Madagascar, cette île jadis affranchie des fers coloniaux, est aujourd’hui enchâssée dans une camisole d’or et de thorium, sanglée par des contrats opaques, administrée par des satrapes en veston slim, et vendue par lot de 28 millions — soit le prix d’un État en solde. Car pendant que les élites locales valsent sur des yachts de la honte, les multinationales, elles, creusent, aspirent, siphonnent — et rient.
Le projet Base Toliara n’est pas un projet minier. C’est une métaphore en 455 hectares de ce que devient un pays quand il abdique. Une opération de chirurgie extractive où l’on retire la moelle osseuse du territoire, sans anesthésie populaire, avec scalpel canadien, pansements australiens et médecin-chef à Iavoloha. Le patient ? La République. Le diagnostic ? Cancer généralisé de la dignité.
Le trou noir commence ici : 770 millions de dollars de richesses arrachées au sol chaque année. Et que reçoit Madagascar, cette amante bafouée ? 28 millions. Une piécette. Une obole. Une gifle monétaire recouverte de poudre blanche et de jargon comptable.
Et pendant que les dividendes s’envolent vers des paradis fiscaux mieux climatisés que le Sud exsangue, les communautés de Mikea sont priées de se taire, de se tasser, et de sourire devant la caméra du ministre venu inaugurer leur asphyxie. On leur parle d’emplois. Qu’ils n’auront pas. De routes. Qui dévoreront leurs champs. De développement. Qui les détruira.

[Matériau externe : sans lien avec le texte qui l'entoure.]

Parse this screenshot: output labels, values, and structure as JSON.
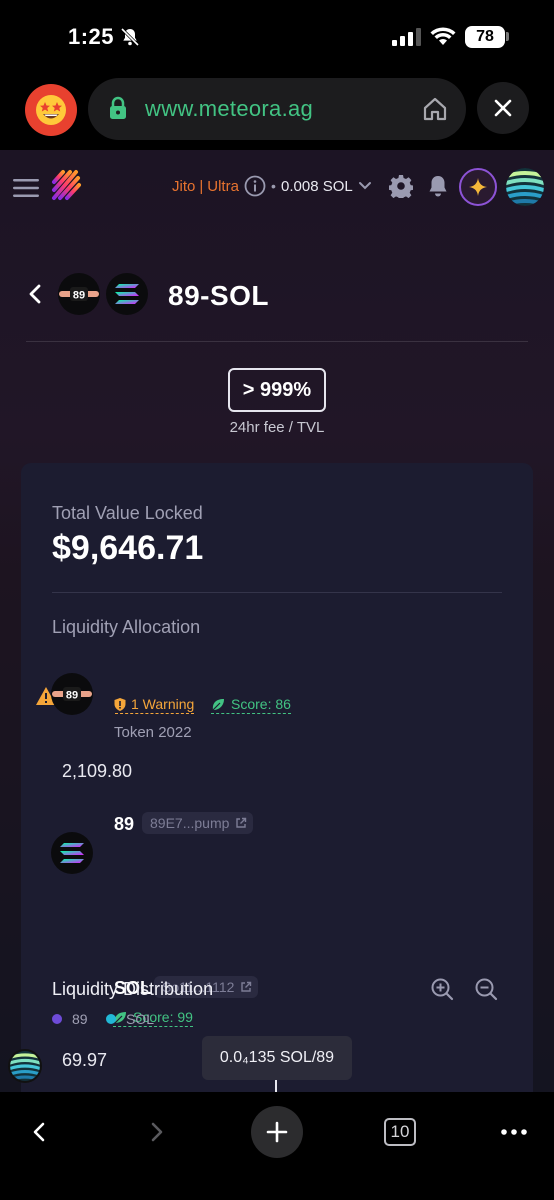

Car c’est bien cela, le génie macabre du projet : tuer, mais avec des slides PowerPoint. Éradiquer, mais avec le sourire. Embaumer la misère dans un lexique d’investissements, de retombées, d’opportunités — pendant que le zircon irradié pollue les nappes phréatiques et que le néodyme engraisse les actionnaires de Toronto.

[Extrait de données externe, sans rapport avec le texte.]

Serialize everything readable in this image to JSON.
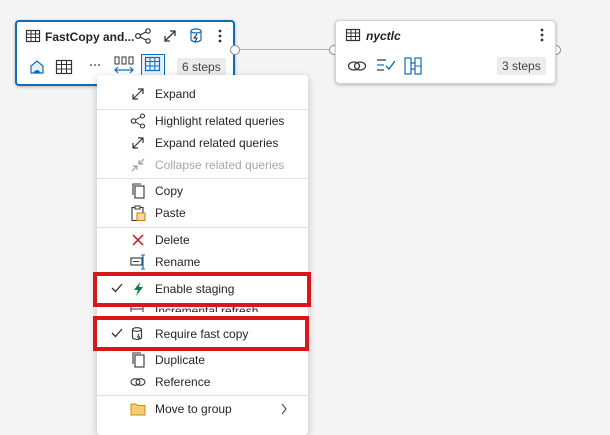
{
  "nodes": {
    "source": {
      "title": "FastCopy and...",
      "steps": "6 steps"
    },
    "target": {
      "title": "nyctlc",
      "steps": "3 steps"
    }
  },
  "menu": {
    "expand": "Expand",
    "highlight_related": "Highlight related queries",
    "expand_related": "Expand related queries",
    "collapse_related": "Collapse related queries",
    "copy": "Copy",
    "paste": "Paste",
    "delete": "Delete",
    "rename": "Rename",
    "enable_staging": "Enable staging",
    "incremental_refresh": "Incremental refresh",
    "require_fast_copy": "Require fast copy",
    "duplicate": "Duplicate",
    "reference": "Reference",
    "move_to_group": "Move to group"
  },
  "colors": {
    "accent": "#0f6cbd",
    "highlight_box": "#d9161b",
    "staging_bolt": "#107c41",
    "delete_x": "#c50f1f",
    "folder": "#e8a93c"
  }
}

Et les baobabs ? Déracinés.
Et les rites ? Profanés.
Et les peuples ? Déplacés, réduits au statut de figurants dans une tragédie qu’ils n’ont pas écrite.
Mais tout cela est légal, dit-on.
Légal, comme le vol du continent africain l’a toujours été : par traités, décrets, concessions.
Légal, comme un viol notarié.
Que fait l’État ? Il signe. Il scelle. Il se vend.
Que fait le peuple ? Il crie. Il pleure. Il enterre ses morts sous des arbres que l’on abat.
Il est temps de rompre ce théâtre nécrophage.
Peuple du Sud, peuple de Madagascar, ce n’est plus une mine qu’ils creusent : c’est votre tombe.
Réveillez-vous. Non pas avec des pétitions ni des lamentations, mais avec des sabotages, des refus, des barricades de brousse et des slogans griffonnés au fusain sur les murs des concessions.
Que chaque baobab abattu devienne un totem de colère. Que chaque bulldozer trouvé seul soit démembré dans la nuit. Que chaque village soit une forteresse d’honneur. Qu’ils comprennent que vous n’êtes pas des lignes budgétaires, mais des descendants d’ancêtres invaincus.
À ceux qui veulent Toliara radioactive et muette, offrons une réplique flamboyante : la désobéissance organisée.